Bu seyir töreni her yıl aynı zaman dilimleri içerisinde, aynı heyecan ve aynı umutla tekrarlanırdı.
Köylerden Behur yolculuğuna çıkan insanlar en güzel elbiselerini giyerlerdi. Kadınlar ve genç kızlar “püşilerini” özenle çemberlerinin üzerine bağlar renkli eteklikleriyle ve renkli lastikleriyle Behur kafilesinin en önemli yolcuları olurlardı!
Bu yolculuk esnasında yüklerini taşıyan katırlara da “aynalı alınlıklarını ve çernaklarını” takarak hayvanlarında başlarını sallaya sallaya bu yolculuğa heyecanla katılması sağlanırdı!
Saatlerce süren yolculuktan sonra Behur kafilesi “Heyiligin Sırtına” ulaştığında resim biraz daha netleşmeye başlardı.
Çünkü “Heyiligun Sırtına” ulaşan Behur kafilesi mola vermiş ve izlendiklerini de bildikleri için, şehitlikten seyre dalan akrabalarına, komşularına tabanca atarak geliyoruz selamı vererek poz verir edasında zaman geçirmeye başlarlardı!
Daha sonra “Heyiliğden” kalkan kafile önce “Boronduğun Taşına” gelir ve yol boyunca her “serkeni” geçe geçe biraz daha yaklaşırdı yaylada ki bekleyenlerine…
Tabii her “serken” geçişinde izleyenler açısından resim biraz daha netleşirdi.
Önce “Korucu Pag’ına” daha sonra “sıcak suya” gelindiğinde artık tek tek gelenlerin isimleri zikredilmeye başlanırdı “Şehitlikte” toplanan yaylada ki kalabalık tarafından.

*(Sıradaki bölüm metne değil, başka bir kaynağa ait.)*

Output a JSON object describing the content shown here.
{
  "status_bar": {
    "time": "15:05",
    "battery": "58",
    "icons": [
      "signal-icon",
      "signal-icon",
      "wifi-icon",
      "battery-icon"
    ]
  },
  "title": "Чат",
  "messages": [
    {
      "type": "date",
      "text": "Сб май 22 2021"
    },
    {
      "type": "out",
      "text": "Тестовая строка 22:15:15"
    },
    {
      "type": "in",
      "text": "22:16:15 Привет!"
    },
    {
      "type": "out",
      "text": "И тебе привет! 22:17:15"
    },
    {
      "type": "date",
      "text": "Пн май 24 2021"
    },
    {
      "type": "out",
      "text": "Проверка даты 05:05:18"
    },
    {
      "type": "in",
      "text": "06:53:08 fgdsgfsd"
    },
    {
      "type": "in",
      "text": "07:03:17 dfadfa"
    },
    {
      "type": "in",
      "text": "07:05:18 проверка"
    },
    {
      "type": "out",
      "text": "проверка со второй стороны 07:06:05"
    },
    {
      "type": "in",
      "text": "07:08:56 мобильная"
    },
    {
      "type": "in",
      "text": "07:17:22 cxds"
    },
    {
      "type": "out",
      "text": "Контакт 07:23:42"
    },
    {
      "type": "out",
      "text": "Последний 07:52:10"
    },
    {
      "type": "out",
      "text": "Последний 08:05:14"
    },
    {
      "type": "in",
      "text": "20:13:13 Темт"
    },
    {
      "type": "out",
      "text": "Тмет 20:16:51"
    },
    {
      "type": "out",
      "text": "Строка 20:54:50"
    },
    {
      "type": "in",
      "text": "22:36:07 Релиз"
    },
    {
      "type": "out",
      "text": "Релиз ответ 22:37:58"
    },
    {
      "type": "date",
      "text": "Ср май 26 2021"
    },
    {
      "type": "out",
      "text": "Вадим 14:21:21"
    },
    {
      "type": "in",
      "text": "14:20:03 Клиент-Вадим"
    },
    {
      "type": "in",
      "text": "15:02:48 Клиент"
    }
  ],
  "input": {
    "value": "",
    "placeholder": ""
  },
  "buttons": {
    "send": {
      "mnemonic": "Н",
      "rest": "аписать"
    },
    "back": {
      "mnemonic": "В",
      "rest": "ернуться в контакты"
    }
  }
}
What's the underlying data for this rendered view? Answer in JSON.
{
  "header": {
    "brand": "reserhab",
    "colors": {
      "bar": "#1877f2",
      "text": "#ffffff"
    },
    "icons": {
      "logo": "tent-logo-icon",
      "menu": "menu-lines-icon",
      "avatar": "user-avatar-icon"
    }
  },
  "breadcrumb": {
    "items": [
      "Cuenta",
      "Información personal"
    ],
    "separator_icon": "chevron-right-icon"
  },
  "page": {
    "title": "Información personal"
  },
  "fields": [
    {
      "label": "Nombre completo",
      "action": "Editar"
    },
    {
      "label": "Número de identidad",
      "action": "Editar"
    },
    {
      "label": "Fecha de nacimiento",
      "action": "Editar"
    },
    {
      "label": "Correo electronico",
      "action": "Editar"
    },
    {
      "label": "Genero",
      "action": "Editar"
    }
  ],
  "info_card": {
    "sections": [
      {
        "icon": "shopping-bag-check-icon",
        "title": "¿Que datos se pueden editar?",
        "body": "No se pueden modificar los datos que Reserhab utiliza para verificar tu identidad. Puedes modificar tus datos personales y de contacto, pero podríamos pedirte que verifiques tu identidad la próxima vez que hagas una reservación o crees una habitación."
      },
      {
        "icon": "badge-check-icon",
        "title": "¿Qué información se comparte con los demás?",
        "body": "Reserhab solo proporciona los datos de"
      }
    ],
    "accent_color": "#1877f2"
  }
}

Kafile iki derenin arasına ulaştıktan sonra, şehitlikte bekleyenlerin sayısı da giderek artmıştır artık.
“Paglarda“ hemen hemen kimseler kalmamış herkes gelecek misafirlerini karşılamak için “Hoveniçe” doğru yol alamaya başlamıştır!
Hele kafile “Salağpurun Puarına” ulaştığı zaman sevinç ve kavuşma arzusu doruk noktasına çıkmıştır artık!
Çünkü yolculuğun son halkasını tamamlamak üzeredir gelen Behurcu kafilesi.
“Hoveniçte” bekleyenlerle “Behur kucaklaşmasının” son anları yavaş yavaş yaklaşmaktadır.
Burada iki ayrıntıyı da yazmak isterim.
Birincisi ; “Salerin Yokuşundan “ Hoveniçte ki kucaklaşma anına kadar geçen yaklaşık üç saat zarfında karşılıklı atılan silahların Şemkehot semalarında yankılanması inanılmaz bir şenliğe dönüşürdü.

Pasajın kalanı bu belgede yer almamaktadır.